Written by Kathy Hurst, Digital Services Assistant, Downtown Main Library
As hundreds of athletes will be named gold medalists at the upcoming Paris 2024 Summer Olympic Games, many will follow in the footsteps of De Hart Hubbard, the first African-American to win an individual Olympic gold. His journey from Cincinnati to Olympic fame is a story of breaking barriers and making history. Jump into the life of this trailblazing athlete and his remarkable achievements through materials compiled on the Digital Library.
De Hart Hubbard
De Hart Hubbard (1903-1976) was born in Cincinnati, Ohio and named William De Hart Hubbard after A. J. De Hart, the first principal of the Douglass School. De Hart attended the Douglass School and first discovered his athletic abilities there as he started running track. He was not successful at first, but he was determined to succeed. By the time he graduated from the Douglass School, he was a champion runner.
He attended Walnut Hills High School, exhibiting excellence in track and other sports, graduating with the highest scholastic record of any boy in his class of 1921. Due to prejudice, the athletic board governing city high school athletics barred him from playing on the football team at the beginning of the season his senior year. The team had already played one game but refused to play the rest of the season, protesting this unfair ruling.
By the spring of his senior year, the ruling was reversed, and he was able to play on the baseball team and participate as their star track team member and captain, winning and setting records in board jump, high hurdles, discus throwing and the 100-yard dash. The Walnut Hills yearbook remembers De Hart Hubbard as a stellar athlete who encouraged others and won the respect of his school and competitors.
He was awarded the Enquirer college scholarship and attended the University of Michigan. In 1922, while a student at the University of Michigan, he broke the running broad jump record with a leap of 24 feet, 3 ½ inches, beating the 1914 record of 24 feet, 1 inch. While participating on the 1924 Olympic team, he won the gold medal in the running broad jump, the first Olympic gold for an African-American in an individual event. Later that year, he broke the record for the broad jump as a University of Michigan senior with a distance of 25 feet 10 3/4 inches. He also set records in the fifty, sixty, sixty-five and one-hundred-yard dashes.
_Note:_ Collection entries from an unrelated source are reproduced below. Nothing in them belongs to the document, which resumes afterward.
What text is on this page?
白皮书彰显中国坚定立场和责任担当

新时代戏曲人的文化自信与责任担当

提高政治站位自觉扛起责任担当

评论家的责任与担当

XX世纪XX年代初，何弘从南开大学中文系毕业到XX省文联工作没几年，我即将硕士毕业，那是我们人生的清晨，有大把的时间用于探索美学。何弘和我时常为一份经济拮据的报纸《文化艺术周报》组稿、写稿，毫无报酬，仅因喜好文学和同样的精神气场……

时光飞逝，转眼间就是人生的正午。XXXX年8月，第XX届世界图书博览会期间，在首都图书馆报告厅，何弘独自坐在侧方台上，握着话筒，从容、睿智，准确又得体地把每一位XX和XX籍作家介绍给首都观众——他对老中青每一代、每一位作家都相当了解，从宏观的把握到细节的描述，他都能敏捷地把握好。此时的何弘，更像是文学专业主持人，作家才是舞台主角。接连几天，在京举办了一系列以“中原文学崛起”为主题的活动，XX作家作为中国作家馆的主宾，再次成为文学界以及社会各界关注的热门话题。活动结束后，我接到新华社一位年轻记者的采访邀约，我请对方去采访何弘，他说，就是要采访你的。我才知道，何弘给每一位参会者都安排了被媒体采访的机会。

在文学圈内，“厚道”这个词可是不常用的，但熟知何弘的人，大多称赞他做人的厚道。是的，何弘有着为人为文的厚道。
After graduating from the University of Michigan, he became a supervisor in the Department of Colored Work for the Cincinnati Public Recreation Commission. De Hart Hubbard also founded the Cincinnati Tigers, a Negro League baseball team. He later moved to Cleveland and worked as a race relations adviser for the Federal Housing Authority. William De Hart Hubbard died in Cleveland, Ohio, on June 23, 1976.